When we checked Mitch into the emergency room we knew things were serious, but we didn't grasp how serious things were until nurses started calling doctors and doctors started calling other doctors. Everything went from routine to rigorous in a big hurry. My little son was crashing and by the time he was moved to the Cardiac Intensive Care Unit (CICU) he was pale. He was different. 

Natalie and I followed little Mitch to his CICU room but waited just behind the glass wall for things to settle. We didn't want to get in the way as the medical team was quickly trying to stabilize him. Mitchell’s eyes grew big as he watched this concerned medical team scurry about tending to his care. As I peered through the glass wall my heart sank and my soul ached. There was my son, my little soul mate, and he was in big trouble.

By the time Mitch was stabilized the ER doctor (Dr. Herman) who had escalated Mitchell’s case to the CICU came to our floor to see if Mitch even survived. When he walked in our room and saw that Mitch was still alive relief washed over his face. I was so touched that this doctor actually cared. My son wasn't just a case number, or a biological puzzle to solve, or body to fix … Mitch was a little person who had feelings and family who loved him … desperately. Humanity and compassion was clearly not lost on this doctor and his short visit, to show that he cared, did more for our hearts than he will ever know. 

Dr. Herman knew what to be and when. He was all business when trying to save Mitchell’s life and get him into the CICU. But after the emergency passed he was human … he cared. I can say the same about everyone at Primary Children’s Hospital who cared for our son. They not only cared after him, they cared about him. 

Within a few hours we would learn that Mitch was experiencing end-stage heart failure and that he had days to live. Weeks if he was lucky. We weren't sure if Mitch would leave the hospital alive.

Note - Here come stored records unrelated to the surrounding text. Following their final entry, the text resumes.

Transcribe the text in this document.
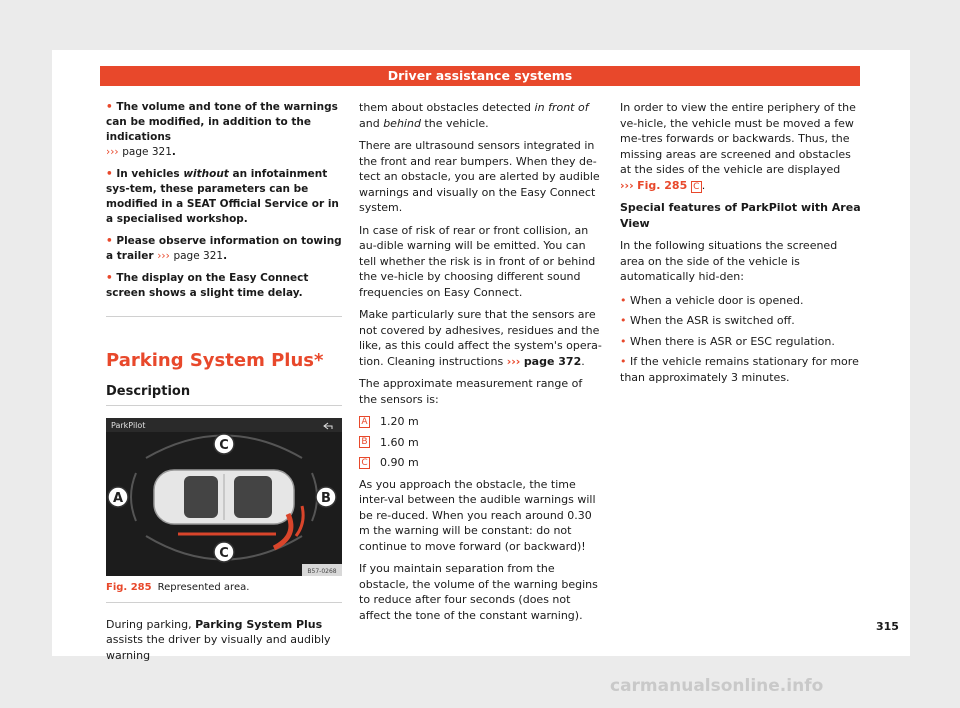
Driver assistance systems

• The volume and tone of the warnings can be modified, in addition to the indications
››› page 321.

• In vehicles without an infotainment sys-tem, these parameters can be modified in a SEAT Official Service or in a specialised workshop.

• Please observe information on towing a trailer ››› page 321.

• The display on the Easy Connect screen shows a slight time delay.

Parking System Plus*
Description
ParkPilot
C
A	B
C
B57-0268
Fig. 285 Represented area.

During parking, Parking System Plus assists the driver by visually and audibly warning

them about obstacles detected in front of and behind the vehicle.

There are ultrasound sensors integrated in the front and rear bumpers. When they de-tect an obstacle, you are alerted by audible warnings and visually on the Easy Connect system.

In case of risk of rear or front collision, an au-dible warning will be emitted. You can tell whether the risk is in front of or behind the ve-hicle by choosing different sound frequencies on Easy Connect.

Make particularly sure that the sensors are not covered by adhesives, residues and the like, as this could affect the system's opera-tion. Cleaning instructions ››› page 372.

The approximate measurement range of the sensors is:

A 1.20 m
B 1.60 m
C 0.90 m

As you approach the obstacle, the time inter-val between the audible warnings will be re-duced. When you reach around 0.30 m the warning will be constant: do not continue to move forward (or backward)!

If you maintain separation from the obstacle, the volume of the warning begins to reduce after four seconds (does not affect the tone of the constant warning).

In order to view the entire periphery of the ve-hicle, the vehicle must be moved a few me-tres forwards or backwards. Thus, the missing areas are screened and obstacles at the sides of the vehicle are displayed
››› Fig. 285 C .

Special features of ParkPilot with Area View

In the following situations the screened area on the side of the vehicle is automatically hid-den:

• When a vehicle door is opened.
• When the ASR is switched off.
• When there is ASR or ESC regulation.
• If the vehicle remains stationary for more than approximately 3 minutes.
315
carmanualsonline.info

During our week-long stay doctors and medical staff would occasionally comment how moved they were by our love and dedication toward our son. Natalie and I slept together on a couch made for one. We never really slept – but we tried to rest. These doctors told us that some children are left for extended periods of time and their parents seemed emotionally disconnected. What we thought was normal love and attention seemed unusual or uncommon to them. My heart broke for other children who were left feeling unloved. 

When we told Mitchell he would need to stay at the hospital for at least a week his eyes filled with tears. He didn't want to be there – he just wanted to be home with his family and to play with his friends. By the time we left the hospital, having been discharged to die at home, my sweet son asked about his homework and wondered if his teacher would let him have a little more time to complete it. With all that he had experienced, doing his duty was top of mind for my son. Mitch, even in the depths of hardship, was an honorable and noble soul. I hugged my son and said, “Oh, sweet Mitchie, don’t worry about that. Let’s just go home and focus on family.”

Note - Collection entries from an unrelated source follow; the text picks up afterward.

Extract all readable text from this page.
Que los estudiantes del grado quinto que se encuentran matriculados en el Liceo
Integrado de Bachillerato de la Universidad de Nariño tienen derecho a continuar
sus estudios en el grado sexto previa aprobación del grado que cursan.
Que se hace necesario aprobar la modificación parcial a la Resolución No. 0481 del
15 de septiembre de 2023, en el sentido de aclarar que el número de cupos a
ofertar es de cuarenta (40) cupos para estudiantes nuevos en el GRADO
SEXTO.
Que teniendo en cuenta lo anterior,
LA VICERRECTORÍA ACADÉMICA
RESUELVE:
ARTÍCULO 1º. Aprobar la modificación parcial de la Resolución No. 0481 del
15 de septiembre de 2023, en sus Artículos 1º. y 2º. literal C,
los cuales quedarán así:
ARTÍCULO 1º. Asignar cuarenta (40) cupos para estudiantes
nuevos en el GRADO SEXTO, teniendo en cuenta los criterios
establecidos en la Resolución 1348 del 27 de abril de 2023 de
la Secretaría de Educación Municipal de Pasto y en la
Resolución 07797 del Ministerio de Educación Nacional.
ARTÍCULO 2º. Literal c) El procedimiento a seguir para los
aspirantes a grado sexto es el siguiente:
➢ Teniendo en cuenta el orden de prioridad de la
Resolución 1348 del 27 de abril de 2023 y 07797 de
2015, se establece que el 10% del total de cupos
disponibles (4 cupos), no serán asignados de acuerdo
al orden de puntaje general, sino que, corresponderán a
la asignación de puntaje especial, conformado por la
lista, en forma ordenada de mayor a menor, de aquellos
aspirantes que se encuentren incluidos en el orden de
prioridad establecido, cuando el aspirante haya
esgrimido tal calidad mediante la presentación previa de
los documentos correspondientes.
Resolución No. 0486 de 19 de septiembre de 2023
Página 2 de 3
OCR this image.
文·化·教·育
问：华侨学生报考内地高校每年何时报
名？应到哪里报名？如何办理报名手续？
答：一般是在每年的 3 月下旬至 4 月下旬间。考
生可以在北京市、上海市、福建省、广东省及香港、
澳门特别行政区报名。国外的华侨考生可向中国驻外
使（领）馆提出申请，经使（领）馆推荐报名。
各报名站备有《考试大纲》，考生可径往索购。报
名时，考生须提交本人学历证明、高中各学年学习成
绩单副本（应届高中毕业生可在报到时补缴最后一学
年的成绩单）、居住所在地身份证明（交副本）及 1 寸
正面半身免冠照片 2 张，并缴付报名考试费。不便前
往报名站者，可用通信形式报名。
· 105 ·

Family and a pocket of lint was all we had left. Medicine had failed us – there was no cure. Transplant policies failed us – pointing to antiquated philosophies. And our hearts almost failed us – we were so scared. 

After everything in our world failed, Pat Furlong with PPMD, and Dr. Cripe from Nationwide (who we honor as heroes) came rushing to help Mitch. But too much was happening too late. 

There was nothing we could do but go home and love this little boy with all of our heart. And our hearts trembled.

Family and a pocket of lint … I would rather have that than all the riches of earth and honors of men. I am reminded of Oscar Wilde’s cautionary phrase, “Nowadays people know the price of everything and the value of nothing.” I pray I am never counted among those of whom he spoke … for the value of family is without price. And family has a value for which I would pay any price.